Rastreamento em Homens: O que Fazer na Atenção Básica?

UnB/HUB - Hospital Universitário de Brasília (DF) — Prova 2020

Enunciado

Um homem de sessenta e um anos de idade, sem diagnósticos prévios nem queixas, procurou atendimento em UBS, para iniciar acompanhamento. Considerando essa situação, e de acordo com o Caderno de Atenção Básica de Rastreamento, julgue o próximo item. O médico da família e comunidade, com o intuito de fazer o rastreamento adequado, deverá: verificar o uso de álcool e tabaco, aferir sua pressão arterial, calcular seu IMC e solicitar hemograma, lipidograma, glicemia de jejum e PSA.

Alternativas

  1. A) Certo.
  2. B) Errado.

Pérola Clínica

Rastreamento PSA não é universalmente recomendado para homens assintomáticos > 60 anos sem discussão prévia.

Resumo-Chave

O rastreamento na Atenção Básica deve ser individualizado e baseado em evidências. A solicitação de PSA para homens assintomáticos acima de 60 anos sem uma discussão prévia sobre riscos e benefícios é controversa e não é uma recomendação universal do Ministério da Saúde, especialmente no contexto de um primeiro atendimento sem queixas.

Contexto Educacional

O rastreamento na Atenção Básica é uma ferramenta fundamental para a prevenção e detecção precoce de doenças, visando melhorar a qualidade de vida da população. As diretrizes são estabelecidas por órgãos de saúde, como o Ministério da Saúde, e devem ser seguidas para garantir a efetividade e segurança das intervenções. É crucial que o médico de família e comunidade conheça essas recomendações para oferecer um cuidado integral e baseado em evidências. A fisiopatologia e o diagnóstico precoce de doenças crônicas, como hipertensão e diabetes, são pilares do rastreamento. A avaliação de fatores de risco como tabagismo e alcoolismo permite intervenções precoces e aconselhamento. O cálculo do IMC auxilia na identificação de sobrepeso/obesidade, condições associadas a diversas comorbidades. A solicitação de exames laboratoriais como lipidograma e glicemia de jejum visa identificar dislipidemias e diabetes mellitus, respectivamente. No entanto, o rastreamento de câncer de próstata com PSA é um tema controverso. As diretrizes atuais enfatizam a decisão compartilhada, onde o médico discute com o paciente os riscos e benefícios do exame, especialmente em homens acima de 60 anos, devido ao risco de sobrediagnóstico e sobretratamento. Portanto, a solicitação rotineira de PSA sem essa discussão não é considerada uma prática adequada universalmente, tornando o item da questão incorreto.

Perguntas Frequentes

Quais são os exames de rastreamento recomendados para homens na Atenção Básica?

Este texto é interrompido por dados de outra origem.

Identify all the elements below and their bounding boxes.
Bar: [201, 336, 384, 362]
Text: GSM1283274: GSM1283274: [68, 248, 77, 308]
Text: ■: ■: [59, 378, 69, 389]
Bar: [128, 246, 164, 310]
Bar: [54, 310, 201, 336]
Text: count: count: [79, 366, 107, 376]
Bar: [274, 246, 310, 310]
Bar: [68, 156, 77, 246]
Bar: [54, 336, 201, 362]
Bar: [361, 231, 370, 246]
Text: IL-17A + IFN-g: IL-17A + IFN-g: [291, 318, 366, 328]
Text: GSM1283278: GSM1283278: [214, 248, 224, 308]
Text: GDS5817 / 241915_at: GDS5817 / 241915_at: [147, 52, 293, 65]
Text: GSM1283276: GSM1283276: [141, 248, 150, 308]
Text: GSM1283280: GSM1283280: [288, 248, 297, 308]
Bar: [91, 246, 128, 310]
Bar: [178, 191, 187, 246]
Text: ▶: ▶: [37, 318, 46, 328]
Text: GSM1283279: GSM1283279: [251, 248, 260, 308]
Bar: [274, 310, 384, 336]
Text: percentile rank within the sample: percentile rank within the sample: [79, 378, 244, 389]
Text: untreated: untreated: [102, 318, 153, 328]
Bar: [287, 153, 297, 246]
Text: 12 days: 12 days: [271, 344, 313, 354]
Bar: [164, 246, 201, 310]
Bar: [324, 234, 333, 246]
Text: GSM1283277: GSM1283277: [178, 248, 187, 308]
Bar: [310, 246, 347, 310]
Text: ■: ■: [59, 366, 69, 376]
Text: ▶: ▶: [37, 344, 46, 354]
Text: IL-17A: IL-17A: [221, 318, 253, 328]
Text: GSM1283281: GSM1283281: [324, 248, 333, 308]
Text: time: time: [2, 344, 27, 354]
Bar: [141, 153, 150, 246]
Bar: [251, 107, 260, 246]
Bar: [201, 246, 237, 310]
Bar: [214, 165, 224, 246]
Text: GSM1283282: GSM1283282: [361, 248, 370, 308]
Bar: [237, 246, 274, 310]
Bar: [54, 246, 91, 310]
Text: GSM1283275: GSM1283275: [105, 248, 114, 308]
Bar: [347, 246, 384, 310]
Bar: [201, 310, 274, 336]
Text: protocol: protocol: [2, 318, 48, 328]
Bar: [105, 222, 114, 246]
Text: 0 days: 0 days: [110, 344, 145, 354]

Para homens, o rastreamento inclui avaliação de tabagismo, alcoolismo, pressão arterial, IMC, glicemia de jejum e lipidograma. O PSA deve ser discutido individualmente.

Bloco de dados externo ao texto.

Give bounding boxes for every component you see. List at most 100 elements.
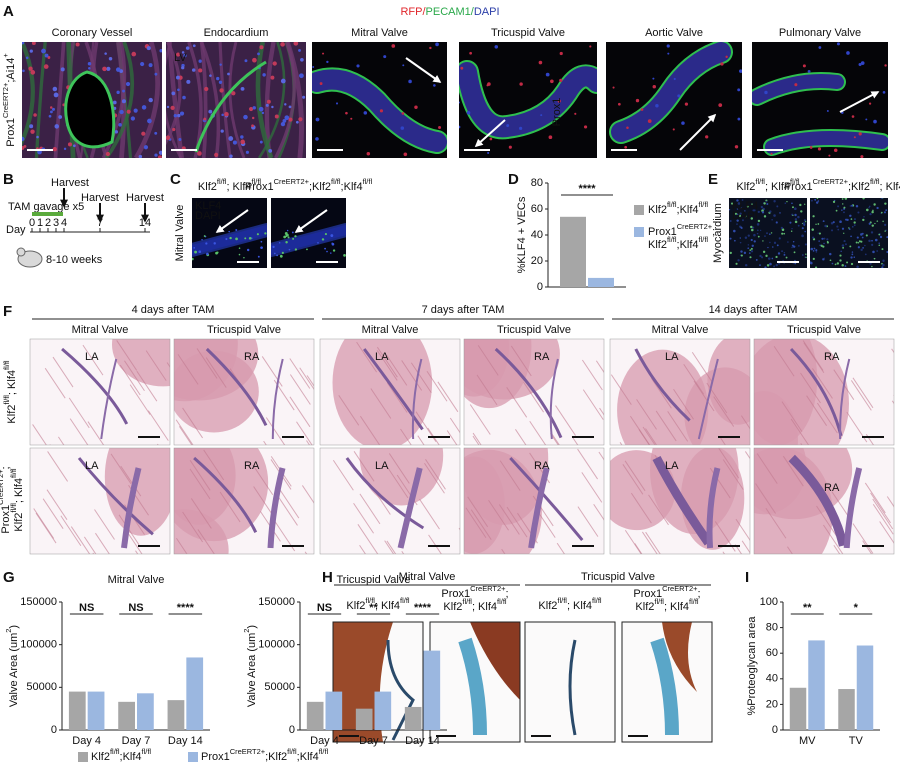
nucleus bbox=[851, 115, 855, 118]
fiber bbox=[581, 359, 603, 391]
bar bbox=[560, 216, 586, 287]
nucleus bbox=[868, 102, 872, 105]
text-part: fl/fl bbox=[287, 747, 297, 756]
image-title: Tricuspid Valve bbox=[491, 27, 565, 39]
watermark: Prox1 bbox=[551, 98, 563, 127]
text-part: fl/fl bbox=[2, 360, 11, 370]
fiber bbox=[488, 499, 509, 531]
nucleus bbox=[879, 235, 883, 239]
fiber bbox=[555, 405, 576, 436]
fiber bbox=[82, 344, 104, 376]
fiber bbox=[166, 42, 185, 158]
fiber bbox=[529, 420, 547, 445]
nucleus bbox=[835, 209, 838, 212]
nucleus bbox=[283, 235, 287, 239]
nucleus bbox=[884, 223, 887, 226]
nucleus bbox=[148, 97, 153, 103]
fiber bbox=[469, 404, 491, 435]
nucleus bbox=[801, 234, 804, 238]
fiber bbox=[34, 42, 47, 158]
nucleus bbox=[52, 147, 57, 152]
micrograph bbox=[525, 622, 615, 742]
valve-leaflet bbox=[634, 348, 691, 422]
nucleus bbox=[173, 113, 178, 118]
nucleus bbox=[776, 205, 779, 208]
nucleus bbox=[870, 231, 874, 234]
fiber bbox=[147, 410, 169, 441]
nucleus bbox=[243, 114, 248, 120]
fiber bbox=[734, 544, 743, 554]
fiber bbox=[110, 453, 132, 485]
fiber bbox=[641, 531, 658, 554]
nucleus bbox=[783, 252, 786, 254]
nucleus bbox=[229, 236, 232, 240]
myocardium bbox=[470, 622, 520, 700]
nucleus bbox=[280, 78, 286, 84]
fiber bbox=[425, 459, 446, 490]
nucleus bbox=[781, 232, 784, 235]
nucleus bbox=[487, 151, 490, 155]
nucleus bbox=[280, 121, 286, 127]
fiber bbox=[529, 452, 550, 484]
nucleus bbox=[295, 120, 299, 124]
column-title: Klf2fl/fl; Klf4fl/fl bbox=[538, 596, 601, 611]
nucleus bbox=[771, 257, 774, 260]
harvest-label: Harvest bbox=[126, 192, 164, 204]
text-part: ; Klf4 bbox=[664, 601, 689, 613]
nucleus bbox=[773, 265, 776, 268]
panel-label: B bbox=[3, 171, 14, 188]
bar bbox=[789, 687, 807, 730]
row-label: Myocardium bbox=[712, 203, 724, 263]
text-part: Klf2 bbox=[443, 601, 462, 613]
text-part: fl/fl bbox=[10, 468, 19, 478]
nucleus bbox=[885, 209, 888, 212]
nucleus bbox=[756, 223, 760, 226]
fiber bbox=[648, 494, 669, 526]
nucleus bbox=[25, 56, 29, 60]
inset-label: RA bbox=[244, 351, 260, 363]
legend-label: Klf2fl/fl;Klf4fl/fl bbox=[648, 200, 708, 215]
fiber bbox=[893, 394, 894, 397]
fiber bbox=[790, 418, 810, 445]
nucleus bbox=[466, 110, 471, 115]
nucleus bbox=[871, 210, 874, 214]
column-title: Prox1CreERT2+; Klf2fl/fl; Klf4fl/fl bbox=[441, 584, 508, 613]
fiber bbox=[376, 350, 398, 381]
nucleus bbox=[350, 117, 353, 120]
nucleus bbox=[256, 233, 259, 236]
fiber bbox=[95, 532, 110, 554]
inset-label: RA bbox=[824, 482, 840, 494]
day-axis-label: Day bbox=[6, 224, 26, 236]
panel-label: A bbox=[3, 3, 14, 20]
text-part: CreERT2+ bbox=[470, 584, 505, 593]
fiber bbox=[205, 357, 227, 388]
nucleus bbox=[844, 243, 847, 246]
nucleus bbox=[673, 77, 676, 81]
nucleus bbox=[652, 84, 656, 89]
nucleus bbox=[22, 136, 25, 142]
text-part: fl/fl bbox=[870, 177, 880, 186]
fiber bbox=[800, 372, 821, 404]
nucleus bbox=[794, 207, 797, 211]
fiber bbox=[765, 507, 787, 539]
legend-swatch bbox=[78, 752, 88, 762]
nucleus bbox=[750, 238, 753, 242]
nucleus bbox=[744, 210, 746, 212]
nucleus bbox=[804, 243, 807, 246]
fiber bbox=[428, 534, 442, 554]
nucleus bbox=[252, 106, 256, 110]
nucleus bbox=[876, 250, 879, 252]
nucleus bbox=[225, 237, 228, 241]
nucleus bbox=[198, 250, 202, 254]
nucleus bbox=[730, 202, 734, 205]
valve-leaflet bbox=[509, 456, 584, 542]
nucleus bbox=[737, 117, 741, 121]
fiber bbox=[581, 472, 603, 503]
fiber bbox=[265, 417, 286, 445]
fiber bbox=[296, 421, 313, 445]
fiber bbox=[57, 436, 65, 445]
nucleus bbox=[810, 247, 814, 251]
nucleus bbox=[842, 203, 844, 205]
nucleus bbox=[768, 233, 771, 236]
nucleus bbox=[302, 95, 306, 99]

Quando o rastreamento de PSA é indicado?

O rastreamento de PSA é indicado após discussão de riscos e benefícios com o paciente, geralmente a partir dos 50 anos, ou 45 anos para grupos de risco, e não é uma recomendação universal para todos os homens acima de 60 anos.

Qual a importância da decisão compartilhada no rastreamento?

A decisão compartilhada é crucial no rastreamento de câncer de próstata, pois permite ao paciente entender os potenciais benefícios (detecção precoce) e malefícios (biópsias desnecessárias, tratamento excessivo) antes de optar pelo exame.